Based on observation and interview, the manager failed to ensure the premises at the assisted living facility was free from a condition or situation that may cause a resident or other individual to suffer physical injury. The deficient practice posed potential dangers to residents. Findings include: 1. The Compliance Officer observed one ambulatory resident. 2. During the environmental tour of the facility, the Compliance Officer observed a shed in the backyard. The shed's door consisted of horizontal wood slats approximately six inches apart. The Compliance Officer was able to reach inside the shed and had access to the various gardening tools and paint stored within. 3. In an interview, E1 acknowledged the shed door was not safe and the premises at the assisted living facility was not free from a condition or situation that may cause a resident or other individual to suffer physical injury. This is a repeat deficiency from the compliance inspection conducted on June 16, 2022.
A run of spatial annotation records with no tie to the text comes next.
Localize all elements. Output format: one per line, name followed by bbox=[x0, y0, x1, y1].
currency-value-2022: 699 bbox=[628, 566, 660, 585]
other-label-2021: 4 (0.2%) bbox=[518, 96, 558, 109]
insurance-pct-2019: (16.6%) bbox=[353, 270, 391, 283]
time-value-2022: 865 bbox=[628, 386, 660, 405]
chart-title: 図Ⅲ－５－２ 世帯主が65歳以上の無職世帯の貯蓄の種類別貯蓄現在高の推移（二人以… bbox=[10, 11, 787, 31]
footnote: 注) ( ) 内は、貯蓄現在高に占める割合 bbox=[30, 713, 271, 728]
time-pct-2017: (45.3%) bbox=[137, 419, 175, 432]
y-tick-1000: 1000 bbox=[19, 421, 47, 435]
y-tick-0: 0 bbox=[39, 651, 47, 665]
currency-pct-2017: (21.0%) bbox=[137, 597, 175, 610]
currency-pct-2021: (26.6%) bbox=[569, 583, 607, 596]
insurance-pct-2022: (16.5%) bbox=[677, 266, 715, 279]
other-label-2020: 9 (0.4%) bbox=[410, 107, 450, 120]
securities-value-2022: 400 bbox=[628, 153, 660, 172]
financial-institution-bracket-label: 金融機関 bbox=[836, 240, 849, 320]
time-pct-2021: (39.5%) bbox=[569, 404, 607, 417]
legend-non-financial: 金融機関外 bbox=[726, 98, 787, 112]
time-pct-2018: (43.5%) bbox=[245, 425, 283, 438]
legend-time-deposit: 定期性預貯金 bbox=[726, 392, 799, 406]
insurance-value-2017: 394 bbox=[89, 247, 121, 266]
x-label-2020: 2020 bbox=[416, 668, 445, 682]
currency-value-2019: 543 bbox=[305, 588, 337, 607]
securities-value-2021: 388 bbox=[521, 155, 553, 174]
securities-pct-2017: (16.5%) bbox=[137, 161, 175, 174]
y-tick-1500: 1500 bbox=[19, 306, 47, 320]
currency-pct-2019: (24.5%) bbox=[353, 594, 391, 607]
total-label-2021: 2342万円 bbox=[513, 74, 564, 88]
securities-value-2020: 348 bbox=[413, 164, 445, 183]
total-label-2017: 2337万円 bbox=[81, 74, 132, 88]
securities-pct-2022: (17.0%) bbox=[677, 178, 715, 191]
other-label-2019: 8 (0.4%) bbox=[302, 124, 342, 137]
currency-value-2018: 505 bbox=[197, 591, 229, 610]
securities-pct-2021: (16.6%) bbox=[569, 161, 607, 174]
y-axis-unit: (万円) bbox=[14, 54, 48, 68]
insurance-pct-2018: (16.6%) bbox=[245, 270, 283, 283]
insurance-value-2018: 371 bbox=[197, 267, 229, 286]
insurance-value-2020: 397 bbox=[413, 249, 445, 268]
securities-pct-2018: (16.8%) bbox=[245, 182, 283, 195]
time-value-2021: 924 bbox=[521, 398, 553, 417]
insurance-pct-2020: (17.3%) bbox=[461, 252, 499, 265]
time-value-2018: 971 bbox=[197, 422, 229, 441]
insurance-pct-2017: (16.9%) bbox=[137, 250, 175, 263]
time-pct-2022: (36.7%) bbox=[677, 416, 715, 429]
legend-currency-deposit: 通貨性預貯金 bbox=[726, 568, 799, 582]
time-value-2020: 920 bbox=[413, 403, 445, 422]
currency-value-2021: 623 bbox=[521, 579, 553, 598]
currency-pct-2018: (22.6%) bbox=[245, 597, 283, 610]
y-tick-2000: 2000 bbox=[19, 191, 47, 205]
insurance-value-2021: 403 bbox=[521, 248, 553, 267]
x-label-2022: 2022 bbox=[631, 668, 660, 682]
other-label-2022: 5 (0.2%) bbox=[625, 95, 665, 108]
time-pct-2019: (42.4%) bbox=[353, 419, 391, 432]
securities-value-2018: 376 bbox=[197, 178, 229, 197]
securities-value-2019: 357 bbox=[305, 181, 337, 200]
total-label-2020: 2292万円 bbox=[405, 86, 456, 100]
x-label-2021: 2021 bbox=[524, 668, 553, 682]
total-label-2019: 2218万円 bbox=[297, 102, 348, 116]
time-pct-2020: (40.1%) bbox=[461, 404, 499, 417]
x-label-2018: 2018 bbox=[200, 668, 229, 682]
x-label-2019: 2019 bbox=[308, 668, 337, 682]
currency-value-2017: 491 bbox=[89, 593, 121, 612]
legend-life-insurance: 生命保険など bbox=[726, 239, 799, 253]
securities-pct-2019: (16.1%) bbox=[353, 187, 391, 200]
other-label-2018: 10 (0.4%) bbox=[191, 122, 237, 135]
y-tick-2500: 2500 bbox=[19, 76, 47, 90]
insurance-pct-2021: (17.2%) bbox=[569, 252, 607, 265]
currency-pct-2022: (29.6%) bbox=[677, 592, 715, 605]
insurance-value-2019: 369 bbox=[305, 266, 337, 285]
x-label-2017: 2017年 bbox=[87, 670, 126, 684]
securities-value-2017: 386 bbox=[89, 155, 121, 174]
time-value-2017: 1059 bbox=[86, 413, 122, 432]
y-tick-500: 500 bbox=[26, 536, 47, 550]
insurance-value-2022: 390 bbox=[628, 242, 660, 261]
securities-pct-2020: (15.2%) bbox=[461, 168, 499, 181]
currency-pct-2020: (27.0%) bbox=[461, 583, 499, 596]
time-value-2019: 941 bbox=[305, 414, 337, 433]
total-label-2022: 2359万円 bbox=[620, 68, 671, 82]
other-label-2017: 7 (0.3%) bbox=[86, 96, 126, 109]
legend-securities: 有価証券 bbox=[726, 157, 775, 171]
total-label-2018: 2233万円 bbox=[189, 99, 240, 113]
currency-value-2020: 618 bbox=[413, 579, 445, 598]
A manager shall ensure that:R9-10-819.A.11Corrected Aug 31, 2024

Based on observation, documentation review, and interview, the manager failed to ensure poisonous or toxic materials were maintained in a locked area and inaccessible to residents. The deficient practice posed a risk to the physical health and safety of a resident. Findings include: 1. The Compliance Officer observed one ambulatory resident in the facility. 2. The Compliance Officer observed a spray can of Black Flag Flying Insect Killer in an unlocked cabinet in an unlocked caregiver's room. 3. The Compliance Officer observed an unlocked cabinet in a resident bathroom containing toxic materials. Below was a sample of the toxic materials that were found. - A spray bottle of Lysol Power Bathroom Foamer - Two bottles of Lysol Toilet Bowl Cleaner - A spray bottle of Clorox Cleaner 4. The Compliance Officer observed a small canister of Lysol disinfectant spray in a bathroom available to the residents in an unlocked drawer. 5. The Compliance Officer observed a bottle of Clorox bleach located in an unlocked laundry room. 6. A documentation review of the facility's policy and procedures (reviewed and approved January 1, 2023) revealed a policy titled, "Environmental and Physical Plant Safety" revealed in subsection 15, "Poisonous and toxic materials will be in labeled containers and stored in a locked area separate from food preparation and food storage areas, dining areas, and medications and are inaccessible to residents." 7. In an interview, E1 acknowledged the toxic materials were not stored in a locked area inaccessible to residents. This is a repeat deficiency from the compliance inspection conducted on June 16, 2022.